研究背景：绝大多数昆虫的寿命相对较短，最长仅为数周，以经典衰老模式生物黑腹果蝇（Drosophila melanogaster）为例。与之形成鲜明对比的是，多数社会性昆虫（白蚁、蚂蚁及部分蜂类）的蚁后寿命可达数年至数十年。这使得社会性昆虫成为衰老研究中极具潜力的模式生物，为解析如何实现长期生殖寿命提供了关键视角。然而，针对社会性昆虫生殖个体的衰老研究却因缺乏基于年龄的存活定量数据，以及覆盖此类长寿命个体完整生命周期的时间序列分析而进展受限。本研究以干木白蚁（Cryptotermes secundus）蚁后为研究对象，通过15年的追踪观测获取其存活概率数据，并对已知年龄、覆盖完整生命周期的蚁后开展转录组（transcriptome）分析。 研究结果：干木白蚁蚁后的最大寿命为13年，中位最大寿命为11.0年。对随时间变化的基因表达模式开展的时间进程分析与共表达网络分析显示，该蚁后的衰老模式并非渐进式。该模式以仅在生命后期（即10年之后）出现差异表达的基因网络为核心特征，这与蚁后的中位最大寿命高度契合。这些老龄相关基因网络反映了机体生理剧变的过程。

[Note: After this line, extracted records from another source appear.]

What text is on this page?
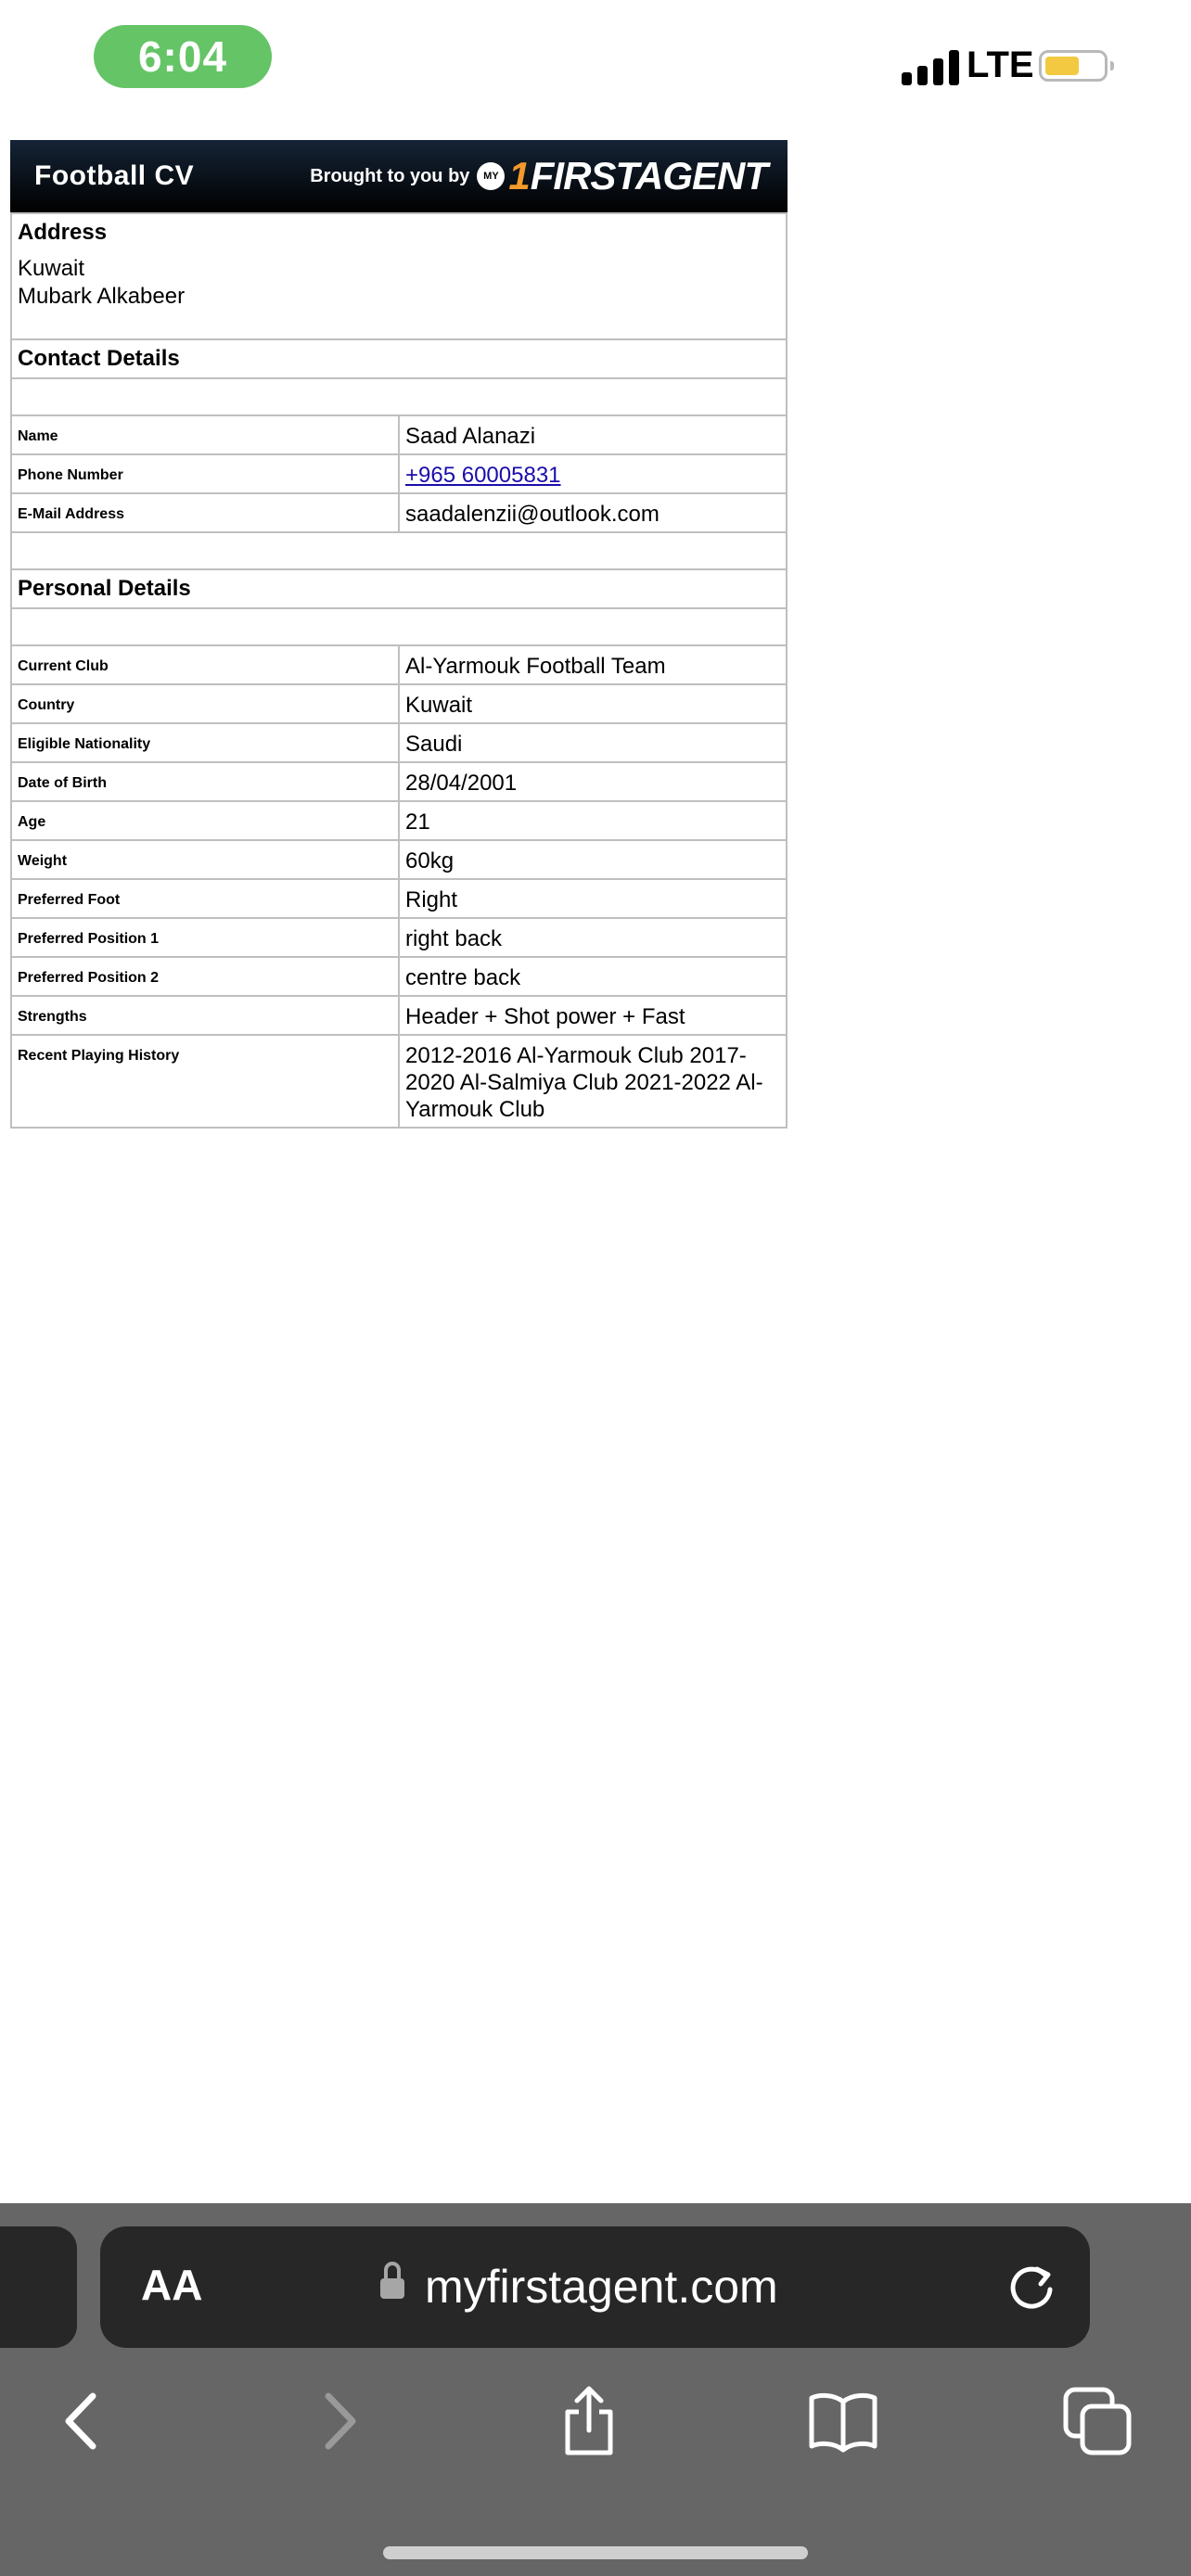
6:04	LTE
Football CV	Brought to you by	MY 1 FIRSTAGENT
Address
Kuwait
Mubark Alkabeer	

Contact Details	

Name	Saad Alanazi
Phone Number	+965 60005831
E-Mail Address	saadalenzii@outlook.com

Personal Details	

Current Club	Al-Yarmouk Football Team
Country	Kuwait
Eligible Nationality	Saudi
Date of Birth	28/04/2001
Age	21
Weight	60kg
Preferred Foot	Right
Preferred Position 1	right back
Preferred Position 2	centre back
Strengths	Header + Shot power + Fast
Recent Playing History	2012-2016 Al-Yarmouk Club 2017-2020 Al-Salmiya Club 2021-2022 Al-Yarmouk Club
AA	myfirstagent.com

我们在表观遗传调控的转录水平，以及转座因子（transposable element）活性与蛋白稳态（proteostasis）网络的转录后水平，均检测到显著的应激、衰退、防御与修复相关分子信号。其中，蛋白稳态网络呈现出蛋白质降解、蛋白质合成与蛋白质折叠的协同上调——这类过程在衰老动物体内通常会被下调。蛋白质合成与自噬（autophagy）的协同上调，表明存在由转录因子cnc（人类nrf基因同源物）介导的应激反应。 研究结论：本研究结果揭示了非线性衰老模式：老龄阶段会出现相当突然的生理剧变。尤为关键的是，研究结果表明，在蚁后即将死亡前不久，其蛋白稳态网络与应激反应发生了重编程，这一过程是社会性昆虫蚁后衰老进程的重要组成部分。